It is so interesting.
Last night I went on my first school tour in the crazy mess of picking a school for Eloise. It was a lovely school. I think I would be very happy to have Eloise there except for a couple of major things: 28 kids to a classroom and ONE teacher (in contrast, Iris's class has 13 kids and two teachers!) and there is art class offered once per week. So, boo on that.
The crazy thing? I really think Eloise would thrive in the program. She is so little, so young, I want her to be timid and quiet and nervous and want to stay glued to me but she so is NOT any of those things. Every single thing about the giant school (it's a K-8 school) makes her eyes grow as big as saucers.

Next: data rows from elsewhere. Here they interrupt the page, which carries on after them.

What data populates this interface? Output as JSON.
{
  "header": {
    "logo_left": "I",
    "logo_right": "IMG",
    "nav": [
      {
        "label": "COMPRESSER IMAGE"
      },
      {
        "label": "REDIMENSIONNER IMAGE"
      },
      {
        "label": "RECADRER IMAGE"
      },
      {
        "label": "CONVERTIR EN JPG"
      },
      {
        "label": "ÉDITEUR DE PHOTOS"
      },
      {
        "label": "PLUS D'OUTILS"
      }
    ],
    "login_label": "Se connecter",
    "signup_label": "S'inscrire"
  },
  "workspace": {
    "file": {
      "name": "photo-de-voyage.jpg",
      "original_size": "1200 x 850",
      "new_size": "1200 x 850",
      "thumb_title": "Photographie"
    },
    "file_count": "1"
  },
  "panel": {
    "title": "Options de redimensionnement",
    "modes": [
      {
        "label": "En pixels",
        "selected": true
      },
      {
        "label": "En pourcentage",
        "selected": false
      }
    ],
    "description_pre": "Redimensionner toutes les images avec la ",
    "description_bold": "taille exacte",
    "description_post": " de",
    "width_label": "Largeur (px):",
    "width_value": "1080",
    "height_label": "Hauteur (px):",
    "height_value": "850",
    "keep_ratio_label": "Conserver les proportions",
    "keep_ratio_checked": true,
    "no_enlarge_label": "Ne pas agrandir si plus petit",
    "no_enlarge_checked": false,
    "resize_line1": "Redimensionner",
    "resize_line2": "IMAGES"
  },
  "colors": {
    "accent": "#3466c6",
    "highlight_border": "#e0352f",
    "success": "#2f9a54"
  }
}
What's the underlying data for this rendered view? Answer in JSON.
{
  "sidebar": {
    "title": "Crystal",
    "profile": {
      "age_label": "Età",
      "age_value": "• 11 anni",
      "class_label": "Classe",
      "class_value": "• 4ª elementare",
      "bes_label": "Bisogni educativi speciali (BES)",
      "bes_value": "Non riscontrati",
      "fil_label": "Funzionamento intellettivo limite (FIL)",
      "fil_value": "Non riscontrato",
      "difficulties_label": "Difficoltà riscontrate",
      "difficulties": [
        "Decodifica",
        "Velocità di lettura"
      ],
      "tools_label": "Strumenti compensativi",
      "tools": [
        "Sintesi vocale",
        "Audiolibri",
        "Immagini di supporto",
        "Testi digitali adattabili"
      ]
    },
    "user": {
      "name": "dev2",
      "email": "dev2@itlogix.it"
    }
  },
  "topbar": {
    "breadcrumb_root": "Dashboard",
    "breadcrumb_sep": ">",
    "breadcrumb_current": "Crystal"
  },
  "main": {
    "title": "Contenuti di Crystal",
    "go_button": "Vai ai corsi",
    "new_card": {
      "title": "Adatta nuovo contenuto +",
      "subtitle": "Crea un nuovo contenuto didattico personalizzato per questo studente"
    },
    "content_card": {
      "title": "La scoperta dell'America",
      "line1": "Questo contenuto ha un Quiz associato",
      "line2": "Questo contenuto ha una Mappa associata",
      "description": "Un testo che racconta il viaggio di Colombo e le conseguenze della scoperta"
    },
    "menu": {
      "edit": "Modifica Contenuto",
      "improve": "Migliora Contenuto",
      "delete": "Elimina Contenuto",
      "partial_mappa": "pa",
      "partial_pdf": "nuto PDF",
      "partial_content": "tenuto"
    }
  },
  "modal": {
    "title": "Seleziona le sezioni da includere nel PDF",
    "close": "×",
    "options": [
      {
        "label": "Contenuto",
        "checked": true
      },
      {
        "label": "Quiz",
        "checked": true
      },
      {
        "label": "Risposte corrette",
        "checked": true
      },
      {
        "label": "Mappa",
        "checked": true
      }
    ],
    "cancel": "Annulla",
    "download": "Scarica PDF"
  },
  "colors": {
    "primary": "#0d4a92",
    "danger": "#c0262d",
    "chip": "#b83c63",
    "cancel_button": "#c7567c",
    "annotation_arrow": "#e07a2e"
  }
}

Once I decided I would let my little one go off in to the big, scary world of public school I put my foot down: it would only be half days. I think this is going to be a battle I will lose quickly. I told Eloise I would pick her up and she would come home for lunch, to which she immediately replied "I want to eat lunch at school!" I guarantee the first time I try to get her to leave after half a day it would be a spectacle of kicking and screaming. Apparently half day kids are a true rarity in public schools with full day classrooms, anyways. Sigh. How could she be gone five full days per week? Excuse me while I grab a tissue.
Then there is the matter of Iris. She will be in second grade next year and I am planning on homeschooling her. I am in a really, really tough space with Iris right now. The sort of space where my dreams revolve around dropping her off in the front of the big, scary public school and waving goodbye as I peel away from the curb. The problem here? You know the kicking and screaming scenario I described in getting Eloise to leave school? That would also be me trying to get Iris in to school.
It's hard, though. I see Iris as a more mature kid. Someone who shouldn't need as much coddling. Someone who should have outgrown crying at school drop-off, oh, about 16 months ago.
Iris cries, kisses me a million times, hugs me, the whole nine yards. Eloise often runs away from me at top speed towards the activity happening in her classroom. I usually only get kisses if I snatch her around the waist and force them out of her.
I guess I don't know exactly where I am going with all of this, except to say, it's a struggle to meet the needs our kids actually have. I suppose it could be just as much of a struggle, if not more, to force them to have the needs we want them to! ha ha.